What if we're wrong about her? What if our optimism is, as one person put it, a product of the rose-colored glasses we're both wearing? (For those of you who have tried to paint this in terms of the befuddled father who just can't handle the truth, you should know that Julie and I are 100% on the same page regarding Schuyler and her abilities.) What if they're right? Then that's the way it goes. Our love for Schuyler certainly won't change, and if she's destined to live with me for the rest of her life, well, that probably sucks for her, but selfishly, I'll be just fine with it. Schuyler is Schuyler, and my affection for her is not dependent on some benchmark she has to reach. Well, of course not.
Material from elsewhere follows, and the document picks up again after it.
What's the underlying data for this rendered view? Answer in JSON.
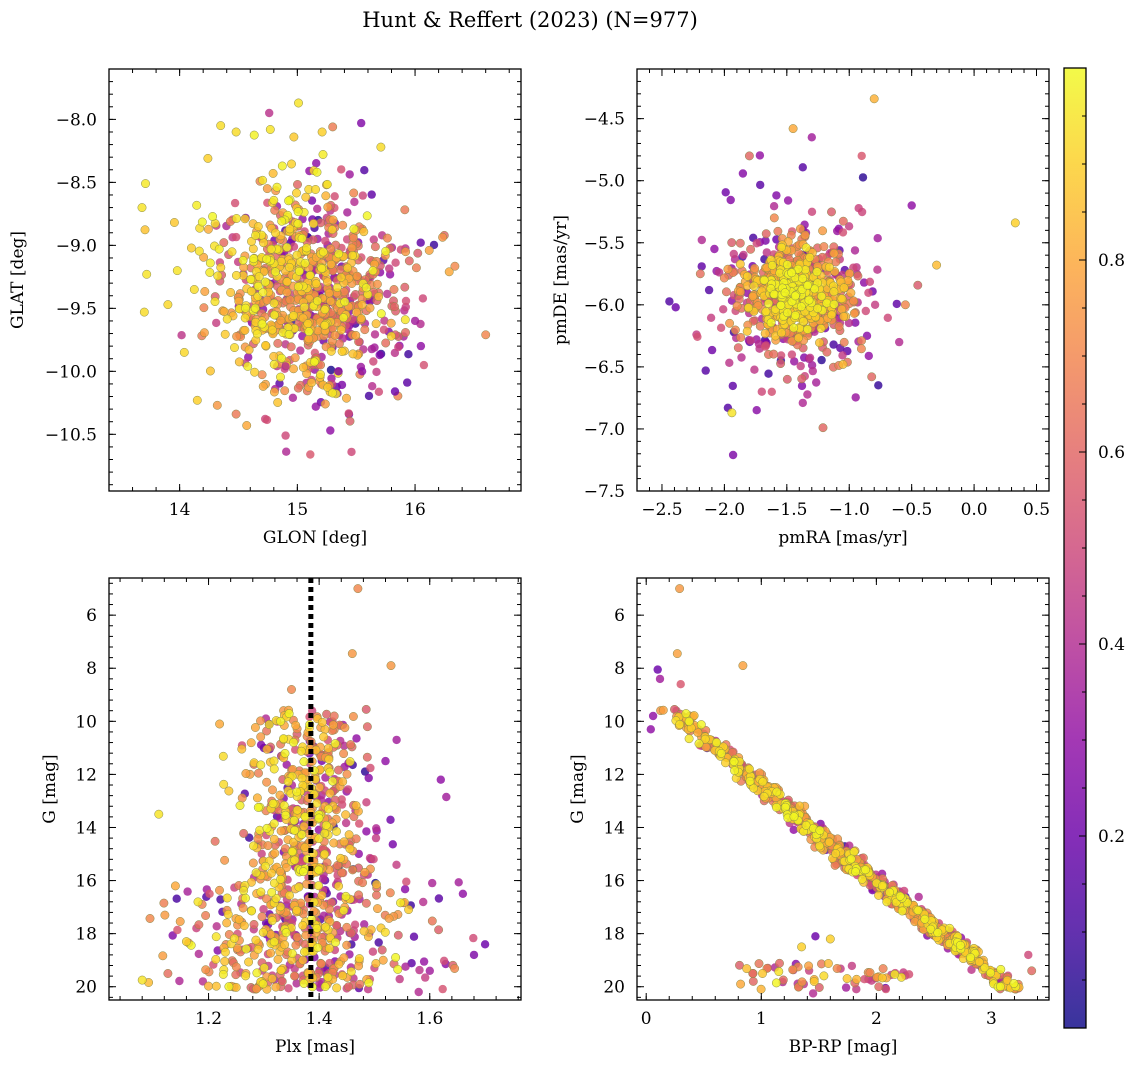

Having said that, I want to be clear. We believe Schuyler's diagnostician is wrong about her. And we think the rest of her team was wrong, disappointingly and shamefully so, to stand behind this report and to lower their expectations for Schuyler just because they have yet to reach her THEIR way. But I'm glad that Schuyler is in a school that will be ready and more than able to change course and educate her once she begins to confound their scientific, pedagogical, data-crammed predictions.
I'm not sure I have faith in their system, not like I once did. I certainly don't believe in it as strongly as they do. But I understand history, and I have just an inkling of an understanding of Schuyler, so that's where my faith lies. She's done it before. I believe she'll do it again. That's my faith.